I think we should throw no exception.

mysql> select 1+1, 1+1;
+-----+-----+
| 1+1 | 1+1 |
+-----+-----+
|   2 |   2 |
+-----+-----+
1 row in set (0.00 sec)

Exception happens in ImmutableMap.Builder<String, ExprValue>::build() in ProjectOperator::next : https://github.com/opensearch-project/sql/blob/main/core/src/main/java/org/opensearch/sql/planner/physical/ProjectOperator.java#L55-L83 Maybe using a Multimap will help us, but this require changes in 20+ other files. Note, this function also rereferred in #458.

Yes, I tested other database and they have no problem with such kind of query.
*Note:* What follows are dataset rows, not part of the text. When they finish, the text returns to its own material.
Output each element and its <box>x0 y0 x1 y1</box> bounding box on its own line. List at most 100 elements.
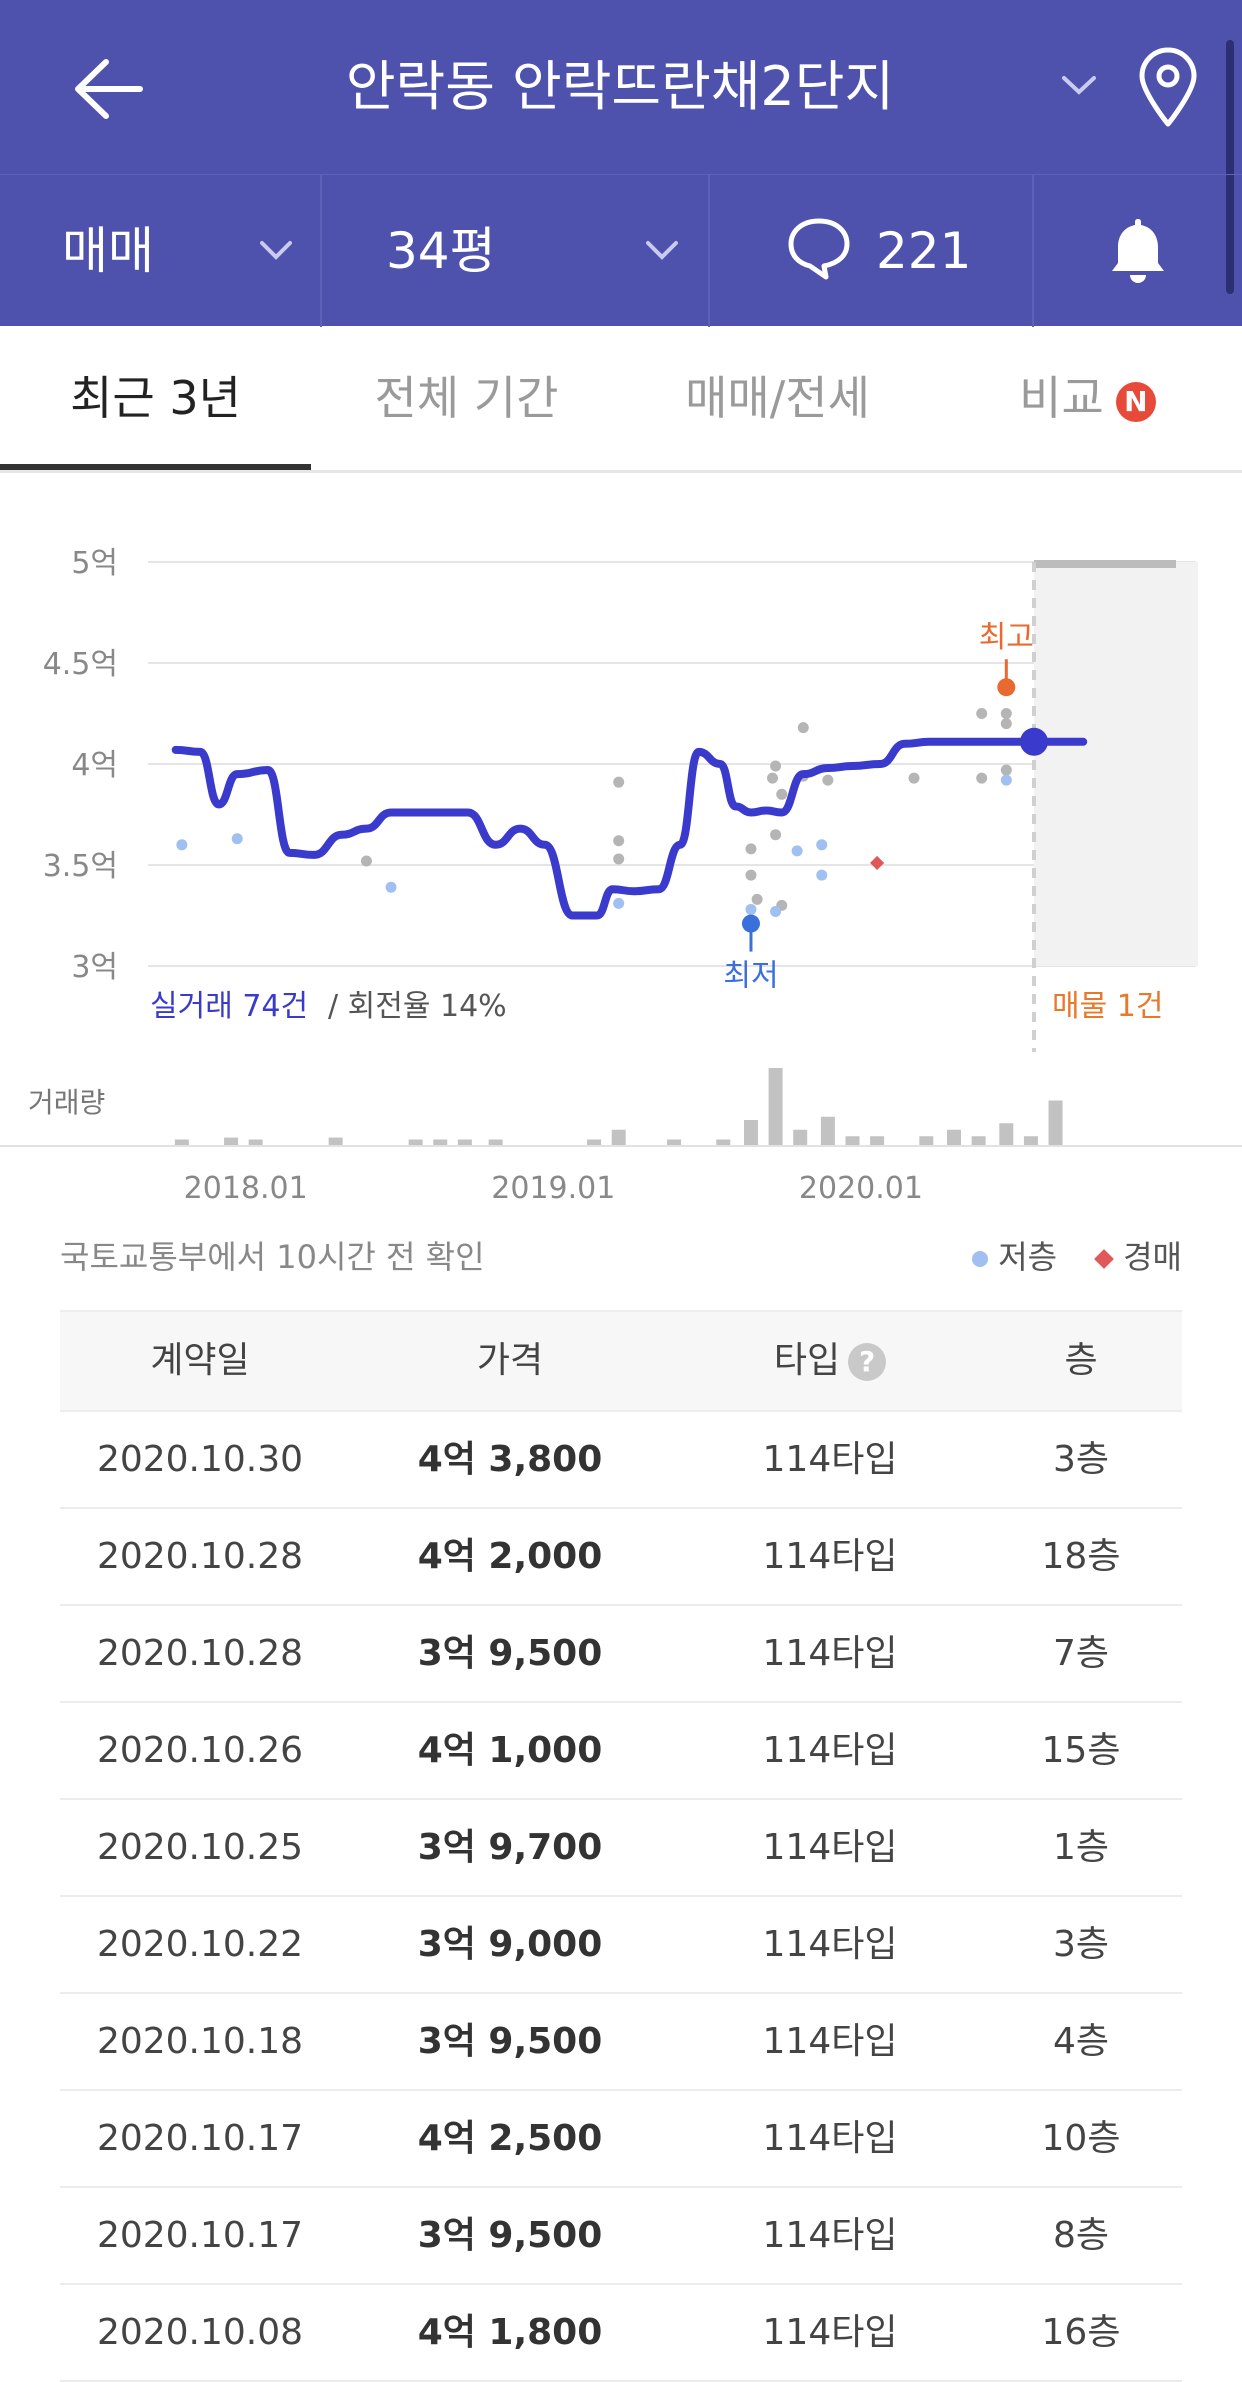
chevron-down-icon <box>260 241 292 260</box>
legend-low-floor: 저층 <box>998 1238 1058 1276</box>
table-row[interactable]: 2020.10.30 4억 3,800 114타입 3층 <box>60 1412 1182 1509</box>
notification-button[interactable] <box>1100 175 1180 327</box>
low-price-marker <box>741 914 760 933</box>
low-floor-point <box>816 839 828 851</box>
row-price: 4억 2,500 <box>417 2118 603 2159</box>
table-row[interactable]: 2020.10.28 3억 9,500 114타입 7층 <box>60 1606 1182 1703</box>
transaction-point <box>908 772 920 784</box>
x-tick-label: 2019.01 <box>491 1171 615 1206</box>
row-type: 114타입 <box>762 1633 898 1674</box>
back-button[interactable] <box>62 44 162 134</box>
turnover-label: / 회전율 14% <box>328 989 507 1024</box>
size-label: 34평 <box>386 222 496 280</box>
transaction-point <box>745 869 757 881</box>
row-floor: 3층 <box>1052 1439 1110 1480</box>
row-date: 2020.10.22 <box>96 1924 304 1965</box>
table-header: 계약일 가격 타입? 층 <box>60 1310 1182 1412</box>
map-pin-icon <box>1139 47 1197 127</box>
row-date: 2020.10.17 <box>96 2215 304 2256</box>
low-floor-point <box>385 881 397 893</box>
legend-auction: 경매 <box>1123 1238 1182 1276</box>
table-row[interactable]: 2020.10.25 3억 9,700 114타입 1층 <box>60 1800 1182 1897</box>
transaction-point <box>613 835 625 847</box>
volume-bar <box>408 1139 423 1146</box>
volume-bar <box>947 1129 962 1146</box>
row-price: 4억 1,000 <box>417 1730 603 1771</box>
transaction-point <box>976 708 988 719</box>
tab-compare[interactable]: 비교 N <box>933 326 1242 470</box>
row-floor: 8층 <box>1052 2215 1110 2256</box>
x-tick-label: 2018.01 <box>184 1171 308 1206</box>
volume-bar <box>667 1139 682 1146</box>
col-type-label: 타입 <box>773 1340 841 1381</box>
table-row[interactable]: 2020.10.08 4억 1,800 114타입 16층 <box>60 2285 1182 2382</box>
table-body: 2020.10.30 4억 3,800 114타입 3층 2020.10.28 4억 2,… <box>60 1412 1182 2382</box>
col-floor: 층 <box>1064 1340 1098 1381</box>
volume-bar <box>768 1068 783 1146</box>
volume-bar <box>1023 1136 1038 1146</box>
row-date: 2020.10.28 <box>96 1633 304 1674</box>
row-date: 2020.10.25 <box>96 1827 304 1868</box>
row-price: 3억 9,500 <box>417 1633 603 1674</box>
tab-recent-3-years[interactable]: 최근 3년 <box>0 326 311 470</box>
table-row[interactable]: 2020.10.17 3억 9,500 114타입 8층 <box>60 2188 1182 2285</box>
low-price-label: 최저 <box>723 959 778 994</box>
chevron-down-icon <box>646 241 678 260</box>
table-row[interactable]: 2020.10.18 3억 9,500 114타입 4층 <box>60 1994 1182 2091</box>
row-floor: 15층 <box>1041 1730 1121 1771</box>
volume-bar <box>919 1136 934 1146</box>
table-row[interactable]: 2020.10.28 4억 2,000 114타입 18층 <box>60 1509 1182 1606</box>
transaction-point <box>767 772 779 784</box>
scrollbar[interactable] <box>1226 40 1234 294</box>
size-select[interactable]: 34평 <box>386 175 686 327</box>
volume-bar <box>999 1123 1014 1146</box>
row-type: 114타입 <box>762 1536 898 1577</box>
tab-sale-vs-jeonse[interactable]: 매매/전세 <box>622 326 933 470</box>
chat-bubble-icon <box>788 218 850 280</box>
chevron-down-icon[interactable] <box>1058 66 1100 106</box>
volume-bar <box>611 1129 626 1146</box>
row-date: 2020.10.28 <box>96 1536 304 1577</box>
transaction-point <box>360 855 372 867</box>
row-type: 114타입 <box>762 2312 898 2353</box>
deal-type-select[interactable]: 매매 <box>62 175 312 327</box>
period-tabs: 최근 3년 전체 기간 매매/전세 비교 N <box>0 326 1242 473</box>
row-date: 2020.10.18 <box>96 2021 304 2062</box>
row-price: 4억 2,000 <box>417 1536 603 1577</box>
low-floor-point <box>816 869 828 881</box>
tab-all-period[interactable]: 전체 기간 <box>311 326 622 470</box>
listing-count-label[interactable]: 매물 1건 <box>1052 989 1163 1024</box>
table-row[interactable]: 2020.10.26 4억 1,000 114타입 15층 <box>60 1703 1182 1800</box>
price-chart[interactable]: 5억 4.5억 4억 3.5억 3억 최저 최고 실거래 74건 / 회전율 14% 매물… <box>0 470 1242 1220</box>
volume-axis-label: 거래량 <box>28 1086 105 1119</box>
table-row[interactable]: 2020.10.17 4억 2,500 114타입 10층 <box>60 2091 1182 2188</box>
row-floor: 4층 <box>1052 2021 1110 2062</box>
tab-label: 최근 3년 <box>70 371 241 425</box>
page-title[interactable]: 안락동 안락뜨란채2단지 <box>345 55 895 118</box>
row-price: 3억 9,700 <box>417 1827 603 1868</box>
help-icon[interactable]: ? <box>848 1343 887 1381</box>
low-floor-point <box>1000 774 1012 786</box>
volume-bar <box>971 1136 986 1146</box>
table-row[interactable]: 2020.10.22 3억 9,000 114타입 3층 <box>60 1897 1182 1994</box>
row-price: 3억 9,500 <box>417 2215 603 2256</box>
map-pin-button[interactable] <box>1136 46 1200 130</box>
transaction-table: 계약일 가격 타입? 층 2020.10.30 4억 3,800 114타입 3층 20… <box>60 1310 1182 2382</box>
comments-button[interactable]: 221 <box>786 175 1026 327</box>
y-tick-label: 3억 <box>71 950 118 985</box>
row-date: 2020.10.17 <box>96 2118 304 2159</box>
low-floor-point <box>231 833 243 845</box>
auction-point <box>870 855 885 871</box>
comment-count: 221 <box>876 222 972 280</box>
volume-bar <box>870 1136 885 1146</box>
active-tab-indicator <box>0 464 311 470</box>
row-price: 4억 3,800 <box>417 1439 603 1480</box>
low-floor-point <box>791 845 803 857</box>
current-price-marker <box>1020 727 1048 756</box>
x-axis-ticks: 2018.01 2019.01 2020.01 <box>184 1171 923 1206</box>
transaction-point <box>1000 708 1012 719</box>
chart-markers: 최저 최고 <box>723 620 1048 994</box>
deal-count-label[interactable]: 실거래 74건 <box>150 989 308 1024</box>
new-badge: N <box>1115 381 1156 422</box>
high-price-label: 최고 <box>979 620 1034 655</box>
I think we can add the support if this can be quick fixed, otherwise just improve the error.

MaxKsyunz commented 2 years ago

As a work around, aliasing the duplicate expressions works -- select 1+1 as A, 1+1 as B

This will be relevant for JOIN support (#49) because the joined tables can have columns with the same name.

IIRC, SQL Server resolved this by appending _<number> to each column name. We can do the same -- if we do not disambiguate non-unique expression, we are forcing client software to deal with that.